Analyzing Your Results

  1. Compare the post-test results produced by the experimental and control groups. In addition, if available, compare pre-test and post-test results. To do this, you will need to conduct a statistical analysis of your data. While this is a broad subject, you can make a good start by calculating basic descriptive statistics and by running a t-test to assess if differences observed are significant.[11]
  2. Calculate descriptive statistics. These are statistics that allow you to communicate your data effectively.[12] They provide information about the properties of the data you've produced and allow your readers to understand important things about it from a single glance.When you say, for example, that on average people who received the medicine got better 1.7 days sooner, you are presenting descriptive statistics.
    • What is the central tendency of the data?
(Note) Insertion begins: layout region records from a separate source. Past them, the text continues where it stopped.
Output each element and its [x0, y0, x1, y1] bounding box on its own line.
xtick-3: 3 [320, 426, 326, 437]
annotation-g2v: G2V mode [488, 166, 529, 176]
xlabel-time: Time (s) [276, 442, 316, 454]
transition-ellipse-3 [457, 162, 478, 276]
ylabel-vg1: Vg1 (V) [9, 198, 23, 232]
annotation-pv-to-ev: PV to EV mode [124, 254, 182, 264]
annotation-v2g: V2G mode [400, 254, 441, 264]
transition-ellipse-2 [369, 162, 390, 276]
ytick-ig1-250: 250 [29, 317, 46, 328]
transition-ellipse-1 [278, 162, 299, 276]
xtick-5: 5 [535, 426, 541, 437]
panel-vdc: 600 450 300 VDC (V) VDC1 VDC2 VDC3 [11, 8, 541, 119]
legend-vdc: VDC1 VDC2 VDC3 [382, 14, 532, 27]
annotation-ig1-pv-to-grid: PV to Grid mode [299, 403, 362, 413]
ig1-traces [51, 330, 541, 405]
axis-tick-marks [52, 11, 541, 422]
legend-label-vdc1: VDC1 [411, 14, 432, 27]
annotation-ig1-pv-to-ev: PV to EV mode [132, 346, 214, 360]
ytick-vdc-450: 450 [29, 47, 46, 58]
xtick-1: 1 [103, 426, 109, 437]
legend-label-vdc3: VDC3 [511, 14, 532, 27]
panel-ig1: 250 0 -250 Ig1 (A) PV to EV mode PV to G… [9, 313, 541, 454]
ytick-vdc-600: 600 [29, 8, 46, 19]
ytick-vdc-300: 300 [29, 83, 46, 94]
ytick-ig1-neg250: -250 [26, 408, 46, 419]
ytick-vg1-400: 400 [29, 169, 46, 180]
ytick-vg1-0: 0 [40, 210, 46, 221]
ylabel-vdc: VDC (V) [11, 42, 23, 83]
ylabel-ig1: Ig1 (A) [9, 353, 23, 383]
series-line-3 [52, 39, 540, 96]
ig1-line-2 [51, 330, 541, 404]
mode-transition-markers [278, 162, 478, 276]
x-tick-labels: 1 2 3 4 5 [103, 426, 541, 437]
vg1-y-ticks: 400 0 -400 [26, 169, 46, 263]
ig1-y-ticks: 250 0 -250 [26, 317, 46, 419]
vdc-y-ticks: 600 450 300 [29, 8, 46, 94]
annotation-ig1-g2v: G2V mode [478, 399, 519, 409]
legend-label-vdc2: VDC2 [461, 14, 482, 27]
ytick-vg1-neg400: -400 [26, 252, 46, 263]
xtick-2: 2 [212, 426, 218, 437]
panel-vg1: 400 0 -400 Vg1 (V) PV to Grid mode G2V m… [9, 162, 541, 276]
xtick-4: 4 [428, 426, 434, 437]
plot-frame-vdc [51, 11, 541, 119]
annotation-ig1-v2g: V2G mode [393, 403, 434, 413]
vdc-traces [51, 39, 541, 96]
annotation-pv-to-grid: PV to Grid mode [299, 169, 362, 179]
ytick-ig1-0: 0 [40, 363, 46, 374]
Central tendency is measured using mean (average), median, or mode. For example, in a study on the effects of caffeine on sleep, you will want to calculate the mean number of hours slept by members of the control and experimental groups.
    • What is the distribution of the data? Again, there are many different ways to measure how the data are distributed, including range, variance, and standard deviation.
  3. Test your hypothesis. Tests of significance will allow you to estimate how likely it is that your results were produced by chance rather than a genuine experimental effect.[13] It determines whether there is a statistically significant difference between the results for the control and experimental groups.
    • A t-test is a common test of significance. A t-test compares the difference between the means of two sets of data in relation to the variation within the data.[14] You can calculate a t-test by hand or by using statistical software such as Microsoft Excel.
  4. Evaluate your experiment. What limits were there on your ability to control possible extraneous factors? To what extent did your subject group reflect the larger population you hoped to study? What alternative hypotheses could be sustained on the basis of your data? When presenting your results, consider limitations honestly and use them to suggest further lines of research.


Tips

  • Combine true experiments with other types of experiments in order to gain a fuller picture. Observational studies will provide information about how a given treatment, for example, works in real life.
  • True experiments are often conducted in a laboratory. But they don’t have to be, as long as control is imposed over possible extraneous factors.

Warnings

  • Be sure to take ethics into consideration when conducting this type of study. Never administer anything that may be harmful to a subject. Always stop the study if adverse effects occur. Never withhold treatments knowing that they will improve a subject's health. Follow the guidelines of your school, university, lab, or company in handling human or animal subjects.
  • Be aware of how research design affects results. Bias in how you select subjects or how you control the environment of the experiment can introduce hidden effects on your results.[15]